De plus, comme le relève la commission, la recourante a démontré qu’elle ne recevait aucune aide financière, directe ou indirecte, de son frère.
Vu la qualité de la recourante, aucun émolument ne sera perçu. Mme E. ayant agi en personne, aucune indemnité de procédure ne lui sera allouée.

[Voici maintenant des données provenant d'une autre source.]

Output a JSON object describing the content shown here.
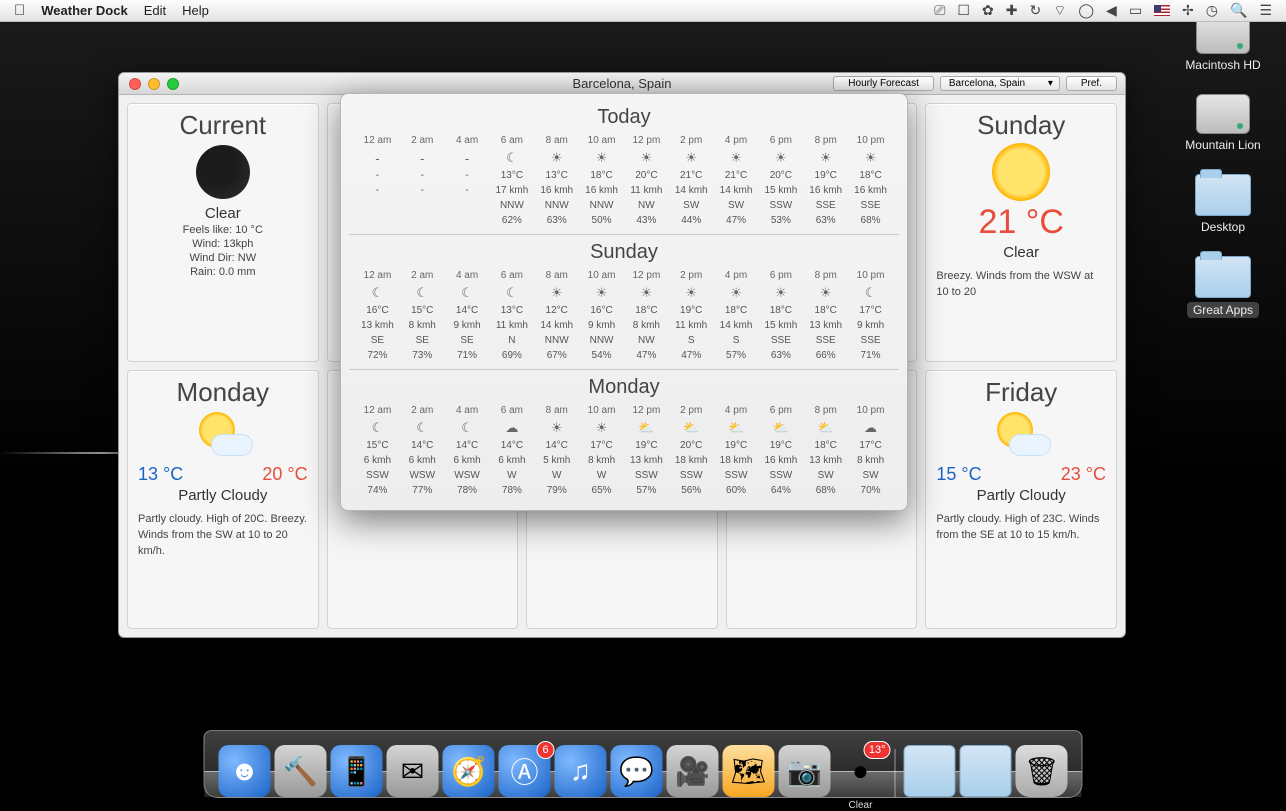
{
  "menubar": {
    "app": "Weather Dock",
    "items": [
      "Edit",
      "Help"
    ]
  },
  "desktop_icons": [
    {
      "name": "Macintosh HD",
      "type": "hd"
    },
    {
      "name": "Mountain Lion",
      "type": "hd"
    },
    {
      "name": "Desktop",
      "type": "folder"
    },
    {
      "name": "Great Apps",
      "type": "folder",
      "selected": true
    }
  ],
  "dock": {
    "items": [
      {
        "name": "Finder",
        "glyph": "☻",
        "cls": "blue"
      },
      {
        "name": "Xcode",
        "glyph": "🔨",
        "cls": "gray"
      },
      {
        "name": "iTunes Connect",
        "glyph": "📱",
        "cls": "blue"
      },
      {
        "name": "Mail",
        "glyph": "✉",
        "cls": "gray"
      },
      {
        "name": "Safari",
        "glyph": "🧭",
        "cls": "blue"
      },
      {
        "name": "App Store",
        "glyph": "Ⓐ",
        "cls": "blue",
        "badge": "6"
      },
      {
        "name": "iTunes",
        "glyph": "♫",
        "cls": "blue"
      },
      {
        "name": "Messages",
        "glyph": "💬",
        "cls": "blue"
      },
      {
        "name": "FaceTime",
        "glyph": "🎥",
        "cls": "gray"
      },
      {
        "name": "Maps",
        "glyph": "🗺",
        "cls": "orange"
      },
      {
        "name": "Photo Booth",
        "glyph": "📷",
        "cls": "gray"
      },
      {
        "name": "Weather Dock",
        "glyph": "●",
        "cls": "",
        "badge": "13°",
        "label": "Clear"
      }
    ],
    "folders": [
      {
        "name": "Documents"
      },
      {
        "name": "Downloads"
      }
    ],
    "trash": "Trash"
  },
  "window": {
    "title": "Barcelona, Spain",
    "hourly_button": "Hourly Forecast",
    "location_select": "Barcelona, Spain",
    "pref_button": "Pref."
  },
  "cards": {
    "current": {
      "title": "Current",
      "condition": "Clear",
      "feels_label": "Feels like:",
      "feels": "10 °C",
      "wind_label": "Wind:",
      "wind": "13kph",
      "winddir_label": "Wind Dir:",
      "winddir": "NW",
      "rain_label": "Rain:",
      "rain": "0.0 mm"
    },
    "sunday": {
      "title": "Sunday",
      "temp": "21 °C",
      "condition": "Clear",
      "desc": "Breezy. Winds from the WSW at 10 to 20"
    },
    "monday": {
      "title": "Monday",
      "low": "13 °C",
      "high": "20 °C",
      "condition": "Partly Cloudy",
      "desc": "Partly cloudy. High of 20C. Breezy. Winds from the SW at 10 to 20 km/h."
    },
    "friday": {
      "title": "Friday",
      "low": "15 °C",
      "high": "23 °C",
      "condition": "Partly Cloudy",
      "desc": "Partly cloudy. High of 23C. Winds from the SE at 10 to 15 km/h."
    }
  },
  "hourly": {
    "times": [
      "12 am",
      "2 am",
      "4 am",
      "6 am",
      "8 am",
      "10 am",
      "12 pm",
      "2 pm",
      "4 pm",
      "6 pm",
      "8 pm",
      "10 pm"
    ],
    "days": [
      {
        "name": "Today",
        "icon": [
          "-",
          "-",
          "-",
          "☾",
          "☀",
          "☀",
          "☀",
          "☀",
          "☀",
          "☀",
          "☀",
          "☀"
        ],
        "temp": [
          "-",
          "-",
          "-",
          "13°C",
          "13°C",
          "18°C",
          "20°C",
          "21°C",
          "21°C",
          "20°C",
          "19°C",
          "18°C"
        ],
        "wind": [
          "-",
          "-",
          "-",
          "17 kmh",
          "16 kmh",
          "16 kmh",
          "11 kmh",
          "14 kmh",
          "14 kmh",
          "15 kmh",
          "16 kmh",
          "16 kmh"
        ],
        "dir": [
          "",
          "",
          "",
          "NNW",
          "NNW",
          "NNW",
          "NW",
          "SW",
          "SW",
          "SSW",
          "SSE",
          "SSE"
        ],
        "hum": [
          "",
          "",
          "",
          "62%",
          "63%",
          "50%",
          "43%",
          "44%",
          "47%",
          "53%",
          "63%",
          "68%"
        ],
        "past": [
          true,
          true,
          true,
          false,
          false,
          false,
          false,
          false,
          false,
          false,
          false,
          false
        ]
      },
      {
        "name": "Sunday",
        "icon": [
          "☾",
          "☾",
          "☾",
          "☾",
          "☀",
          "☀",
          "☀",
          "☀",
          "☀",
          "☀",
          "☀",
          "☾"
        ],
        "temp": [
          "16°C",
          "15°C",
          "14°C",
          "13°C",
          "12°C",
          "16°C",
          "18°C",
          "19°C",
          "18°C",
          "18°C",
          "18°C",
          "17°C"
        ],
        "wind": [
          "13 kmh",
          "8 kmh",
          "9 kmh",
          "11 kmh",
          "14 kmh",
          "9 kmh",
          "8 kmh",
          "11 kmh",
          "14 kmh",
          "15 kmh",
          "13 kmh",
          "9 kmh"
        ],
        "dir": [
          "SE",
          "SE",
          "SE",
          "N",
          "NNW",
          "NNW",
          "NW",
          "S",
          "S",
          "SSE",
          "SSE",
          "SSE"
        ],
        "hum": [
          "72%",
          "73%",
          "71%",
          "69%",
          "67%",
          "54%",
          "47%",
          "47%",
          "57%",
          "63%",
          "66%",
          "71%"
        ]
      },
      {
        "name": "Monday",
        "icon": [
          "☾",
          "☾",
          "☾",
          "☁",
          "☀",
          "☀",
          "⛅",
          "⛅",
          "⛅",
          "⛅",
          "⛅",
          "☁"
        ],
        "temp": [
          "15°C",
          "14°C",
          "14°C",
          "14°C",
          "14°C",
          "17°C",
          "19°C",
          "20°C",
          "19°C",
          "19°C",
          "18°C",
          "17°C"
        ],
        "wind": [
          "6 kmh",
          "6 kmh",
          "6 kmh",
          "6 kmh",
          "5 kmh",
          "8 kmh",
          "13 kmh",
          "18 kmh",
          "18 kmh",
          "16 kmh",
          "13 kmh",
          "8 kmh"
        ],
        "dir": [
          "SSW",
          "WSW",
          "WSW",
          "W",
          "W",
          "W",
          "SSW",
          "SSW",
          "SSW",
          "SSW",
          "SW",
          "SW"
        ],
        "hum": [
          "74%",
          "77%",
          "78%",
          "78%",
          "79%",
          "65%",
          "57%",
          "56%",
          "60%",
          "64%",
          "68%",
          "70%"
        ]
      }
    ]
  }
}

PAR CES MOTIFS, LE TRIBUNAL ADMINISTRATIF
à la forme :
déclare recevable le recours interjeté le 8 juillet 2004 par l’administration fiscale cantonale contre la décision de la commission cantonale de recours en matière d'impôts du 21 juin 2004;
au fond :
le rejette;
dit qu'il n'est pas perçu d'émolument, ni alloué d’indemnité;
communique le présent arrêt à l’administration fiscale cantonale ainsi qu'à la commission cantonale de recours en matière d'impôts et à Madame M. E..
Siégeants : M. Paychère, président, Mmes Bovy, Hurni, M. Thélin, Mme Junod, juges.
Au nom du Tribunal administratif :
la greffière-juriste adj. :
M. Tonossi
le président :
F. Paychère
Copie conforme de cet arrêt a été communiquée aux parties.